Get the latest news and updates from Dawn
IN order to narrate and organise the past in a systematic manner, a discipline emerged that came to be known as history. Once constituted as an academic subject, it acquired a curriculum, textbooks, pedagogical methods, and institutional structures. Yet a fundamental question remains: what exactly is the nature of the past? The past is not a physical territory that can be surveyed, measured, enclosed, and assigned an owner. Nor is it an object that can be fully quantified and catalogued.
One may collect water in a bucket, store it in a tank, or even contain it within a reservoir. But what of a river? Can that which is perpetually flowing ever truly be possessed? How can ownership be established over something whose very essence lies in movement? Ideas are like flowing water, and so too is the past. One way of imagining the past is as the sky itself. If that metaphor appears excessive, then let us think of it as an ocean. Even if modern technology allows us to calculate its dimensions, what of its depths, its mysteries, and the vast biological and non-biological worlds that inhabit it? Can these be completely measured?

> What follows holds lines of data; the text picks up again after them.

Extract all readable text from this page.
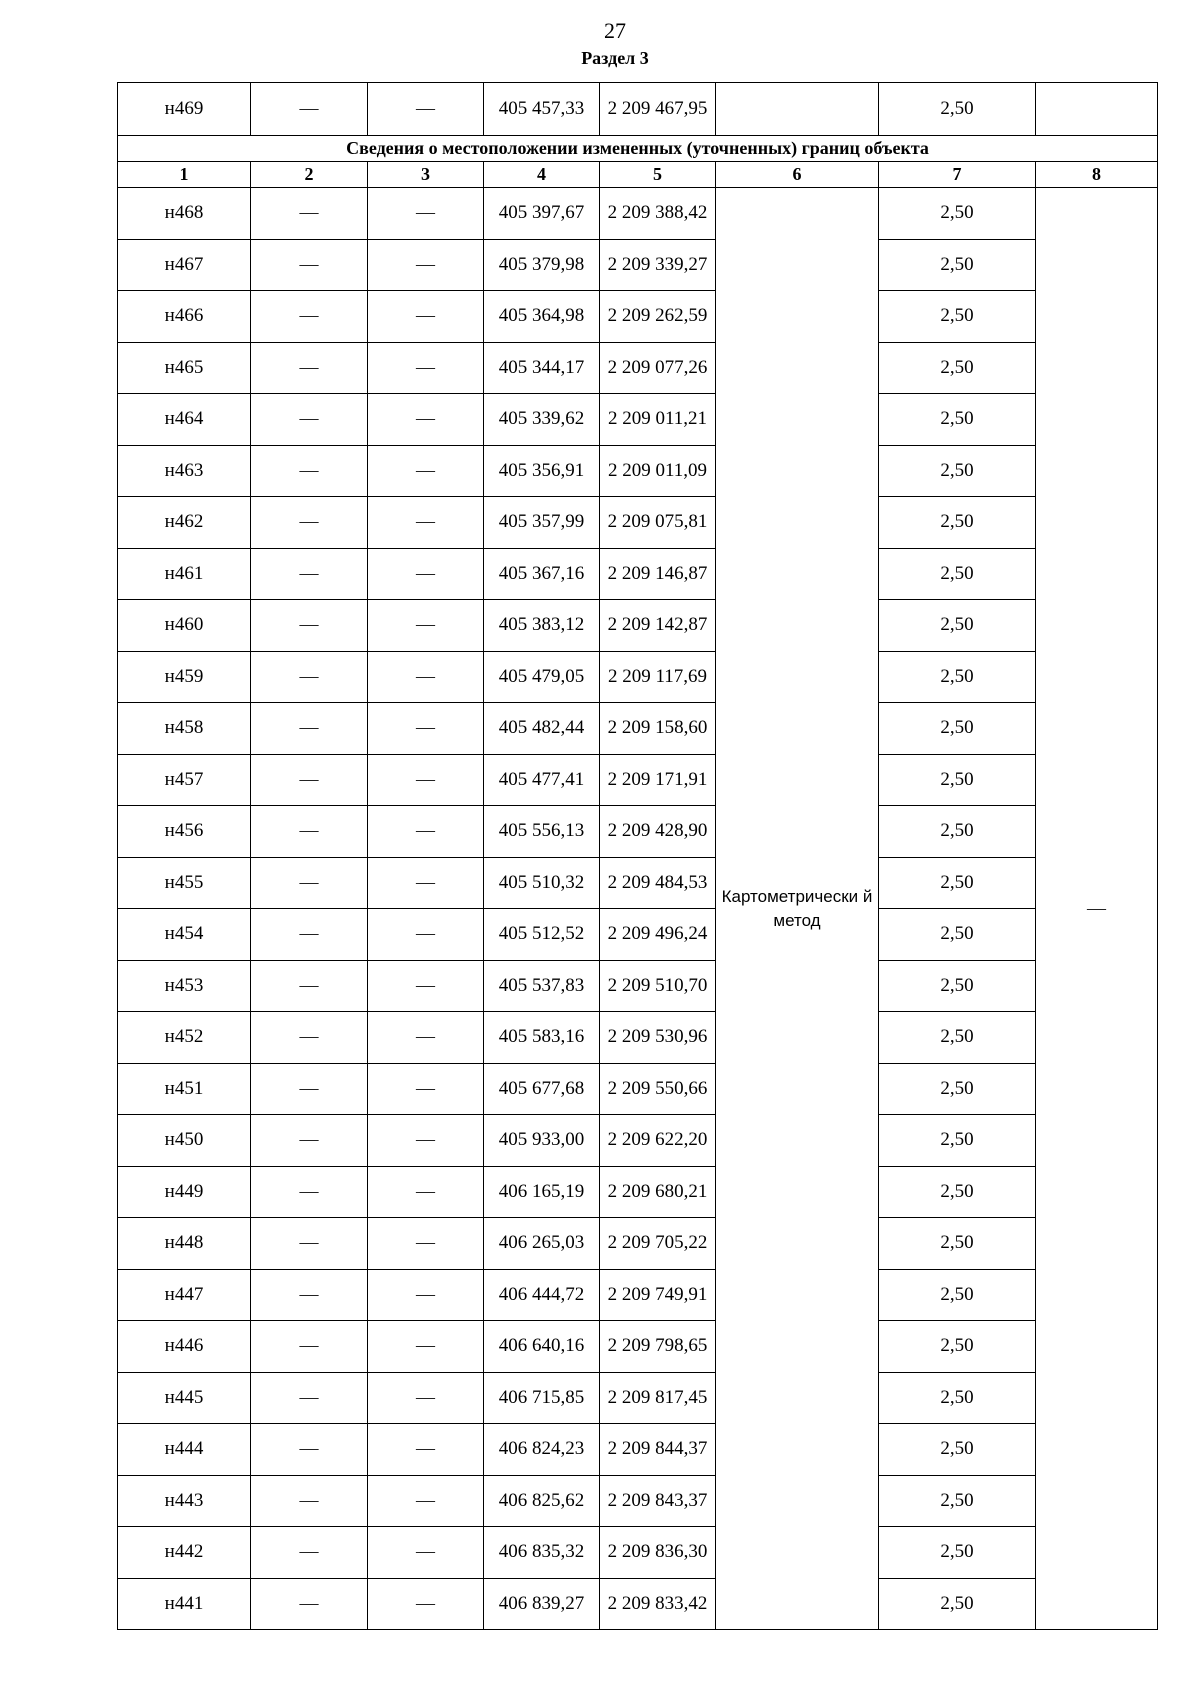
27
Раздел 3
н469	—	—	405 457,33	2 209 467,95		2,50	
Сведения о местоположении измененных (уточненных) границ объекта							
1	2	3	4	5	6	7	8
н468	—	—	405 397,67	2 209 388,42	Картометрически й метод	2,50	—
н467	—	—	405 379,98	2 209 339,27		2,50	
н466	—	—	405 364,98	2 209 262,59		2,50	
н465	—	—	405 344,17	2 209 077,26		2,50	
н464	—	—	405 339,62	2 209 011,21		2,50	
н463	—	—	405 356,91	2 209 011,09		2,50	
н462	—	—	405 357,99	2 209 075,81		2,50	
н461	—	—	405 367,16	2 209 146,87		2,50	
н460	—	—	405 383,12	2 209 142,87		2,50	
н459	—	—	405 479,05	2 209 117,69		2,50	
н458	—	—	405 482,44	2 209 158,60		2,50	
н457	—	—	405 477,41	2 209 171,91		2,50	
н456	—	—	405 556,13	2 209 428,90		2,50	
н455	—	—	405 510,32	2 209 484,53		2,50	
н454	—	—	405 512,52	2 209 496,24		2,50	
н453	—	—	405 537,83	2 209 510,70		2,50	
н452	—	—	405 583,16	2 209 530,96		2,50	
н451	—	—	405 677,68	2 209 550,66		2,50	
н450	—	—	405 933,00	2 209 622,20		2,50	
н449	—	—	406 165,19	2 209 680,21		2,50	
н448	—	—	406 265,03	2 209 705,22		2,50	
н447	—	—	406 444,72	2 209 749,91		2,50	
н446	—	—	406 640,16	2 209 798,65		2,50	
н445	—	—	406 715,85	2 209 817,45		2,50	
н444	—	—	406 824,23	2 209 844,37		2,50	
н443	—	—	406 825,62	2 209 843,37		2,50	
н442	—	—	406 835,32	2 209 836,30		2,50	
н441	—	—	406 839,27	2 209 833,42		2,50	
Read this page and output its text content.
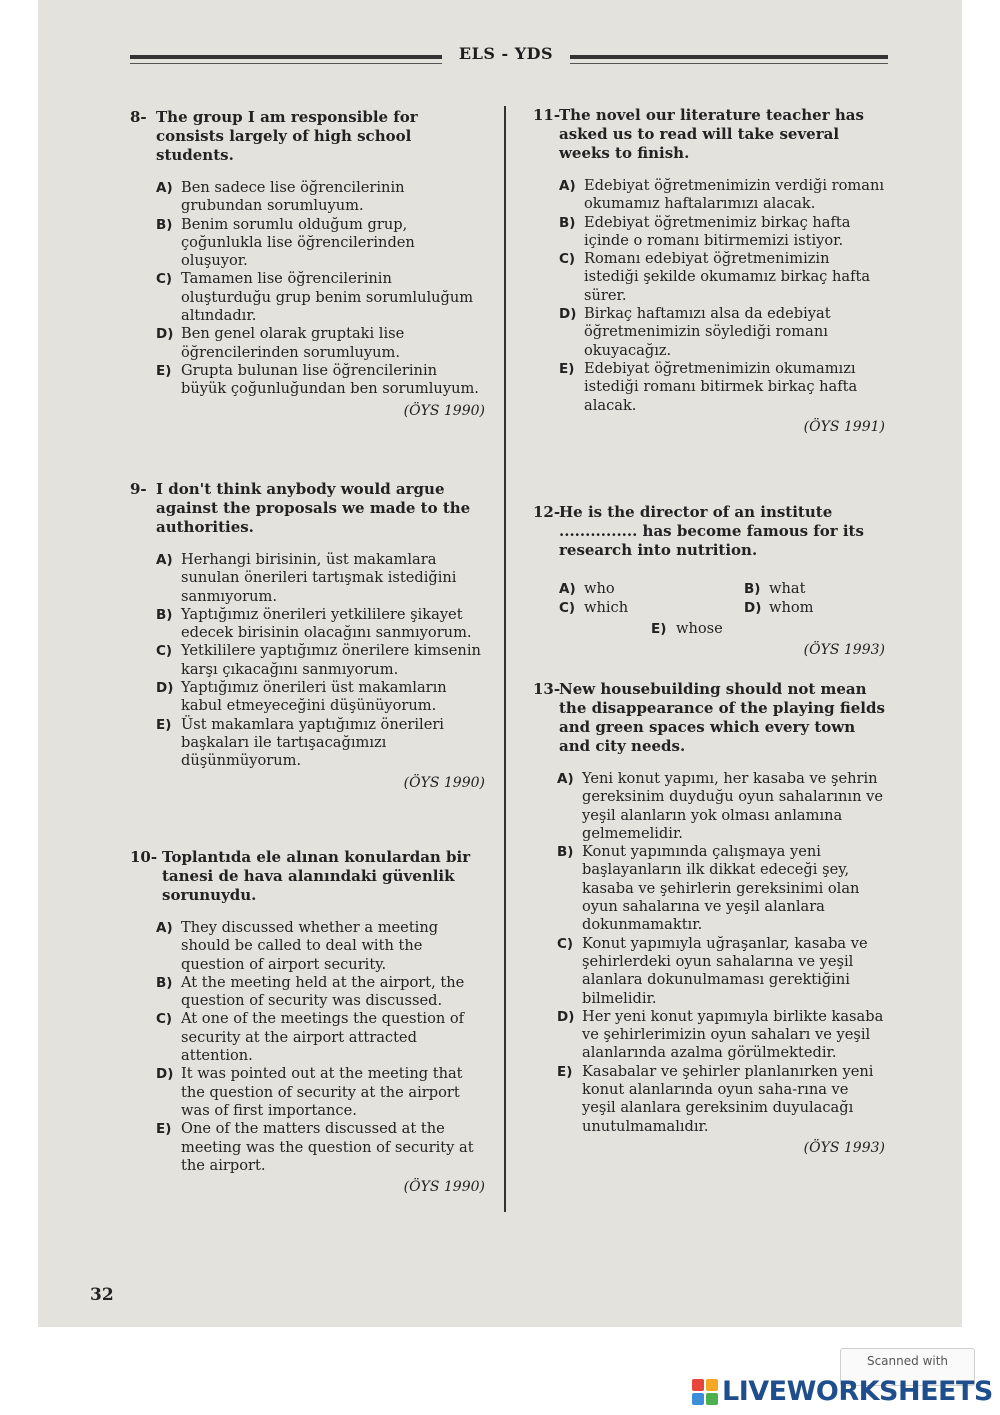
ELS - YDS
8- The group I am responsible for consists largely of high school students.
A) Ben sadece lise öğrencilerinin grubundan sorumluyum.
B) Benim sorumlu olduğum grup, çoğunlukla lise öğrencilerinden oluşuyor.
C) Tamamen lise öğrencilerinin oluşturduğu grup benim sorumluluğum altındadır.
D) Ben genel olarak gruptaki lise öğrencilerinden sorumluyum.
E) Grupta bulunan lise öğrencilerinin büyük çoğunluğundan ben sorumluyum.
(ÖYS 1990)
9- I don't think anybody would argue against the proposals we made to the authorities.
A) Herhangi birisinin, üst makamlara sunulan önerileri tartışmak istediğini sanmıyorum.
B) Yaptığımız önerileri yetkililere şikayet edecek birisinin olacağını sanmıyorum.
C) Yetkililere yaptığımız önerilere kimsenin karşı çıkacağını sanmıyorum.
D) Yaptığımız önerileri üst makamların kabul etmeyeceğini düşünüyorum.
E) Üst makamlara yaptığımız önerileri başkaları ile tartışacağımızı düşünmüyorum.
(ÖYS 1990)
10- Toplantıda ele alınan konulardan bir tanesi de hava alanındaki güvenlik sorunuydu.
A) They discussed whether a meeting should be called to deal with the question of airport security.
B) At the meeting held at the airport, the question of security was discussed.
C) At one of the meetings the question of security at the airport attracted attention.
D) It was pointed out at the meeting that the question of security at the airport was of first importance.
E) One of the matters discussed at the meeting was the question of security at the airport.
(ÖYS 1990)
11-
The novel our literature teacher has asked us to read will take several weeks to finish.
A) Edebiyat öğretmenimizin verdiği romanı okumamız haftalarımızı alacak.
B) Edebiyat öğretmenimiz birkaç hafta içinde o romanı bitirmemizi istiyor.
C) Romanı edebiyat öğretmenimizin istediği şekilde okumamız birkaç hafta sürer.
D) Birkaç haftamızı alsa da edebiyat öğretmenimizin söylediği romanı okuyacağız.
E) Edebiyat öğretmenimizin okumamızı istediği romanı bitirmek birkaç hafta alacak.
(ÖYS 1991)
12-
He is the director of an institute
............... has become famous for its research into nutrition.
A) who	B) what
C) which	D) whom
E) whose
(ÖYS 1993)
13-
New housebuilding should not mean the disappearance of the playing fields and green spaces which every town and city needs.
A) Yeni konut yapımı, her kasaba ve şehrin gereksinim duyduğu oyun sahalarının ve yeşil alanların yok olması anlamına gelmemelidir.
B) Konut yapımında çalışmaya yeni başlayanların ilk dikkat edeceği şey, kasaba ve şehirlerin gereksinimi olan oyun sahalarına ve yeşil alanlara dokunmamaktır.
C) Konut yapımıyla uğraşanlar, kasaba ve şehirlerdeki oyun sahalarına ve yeşil alanlara dokunulmaması gerektiğini bilmelidir.
D) Her yeni konut yapımıyla birlikte kasaba ve şehirlerimizin oyun sahaları ve yeşil alanlarında azalma görülmektedir.
E) Kasabalar ve şehirler planlanırken yeni konut alanlarında oyun saha-rına ve yeşil alanlara gereksinim duyulacağı unutulmamalıdır.
(ÖYS 1993)
32
Scanned with
LIVEWORKSHEETS
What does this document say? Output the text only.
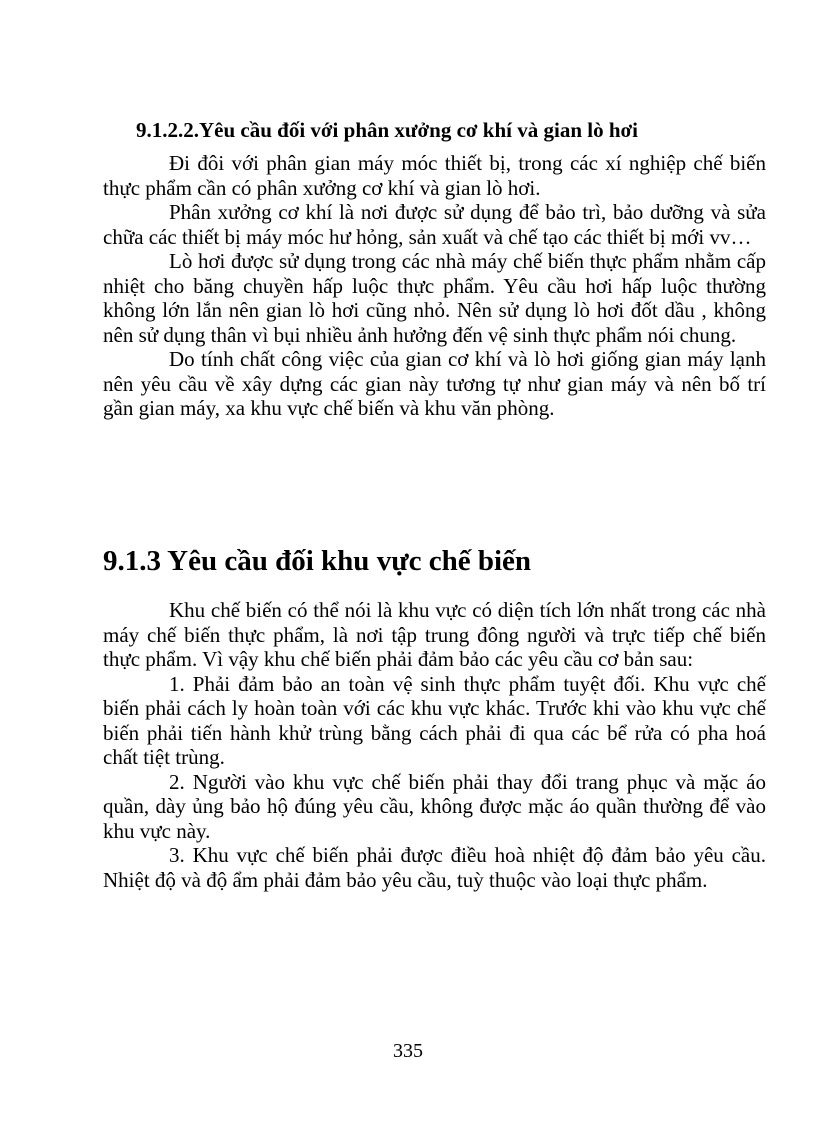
9.1.2.2.Yêu cầu đối với phân xưởng cơ khí và gian lò hơi

Đi đôi với phân gian máy móc thiết bị, trong các xí nghiệp chế biến thực phẩm cần có phân xưởng cơ khí và gian lò hơi.

Phân xưởng cơ khí là nơi được sử dụng để bảo trì, bảo dưỡng và sửa chữa các thiết bị máy móc hư hỏng, sản xuất và chế tạo các thiết bị mới vv…

Lò hơi được sử dụng trong các nhà máy chế biến thực phẩm nhằm cấp nhiệt cho băng chuyền hấp luộc thực phẩm. Yêu cầu hơi hấp luộc thường không lớn lắn nên gian lò hơi cũng nhỏ. Nên sử dụng lò hơi đốt dầu , không nên sử dụng thân vì bụi nhiều ảnh hưởng đến vệ sinh thực phẩm nói chung.

Do tính chất công việc của gian cơ khí và lò hơi giống gian máy lạnh nên yêu cầu về xây dựng các gian này tương tự như gian máy và nên bố trí gần gian máy, xa khu vực chế biến và khu văn phòng.

9.1.3 Yêu cầu đối khu vực chế biến

Khu chế biến có thể nói là khu vực có diện tích lớn nhất trong các nhà máy chế biến thực phẩm, là nơi tập trung đông người và trực tiếp chế biến thực phẩm. Vì vậy khu chế biến phải đảm bảo các yêu cầu cơ bản sau:

1. Phải đảm bảo an toàn vệ sinh thực phẩm tuyệt đối. Khu vực chế biến phải cách ly hoàn toàn với các khu vực khác. Trước khi vào khu vực chế biến phải tiến hành khử trùng bằng cách phải đi qua các bể rửa có pha hoá chất tiệt trùng.

2. Người vào khu vực chế biến phải thay đổi trang phục và mặc áo quần, dày ủng bảo hộ đúng yêu cầu, không được mặc áo quần thường để vào khu vực này.

3. Khu vực chế biến phải được điều hoà nhiệt độ đảm bảo yêu cầu. Nhiệt độ và độ ẩm phải đảm bảo yêu cầu, tuỳ thuộc vào loại thực phẩm.

335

And even if some divine power made such total measurement possible, would that necessarily be desirable? Would it not be preferable instead to cultivate a comprehensive intellectual sensibility that enables us to revisit the past from ever-new perspectives? Human beings approach reality through multiple modes of understanding. Alongside the poetic and philosophical stand religious, scientific, and historical perspectives, each possessing its own assumptions, methods, and limitations. To bind the past, to measure it exhaustively, or to claim proprietary authority over it — such ambitions appear fundamentally misguided. There are, and ought to be, multiple ways of understanding the past.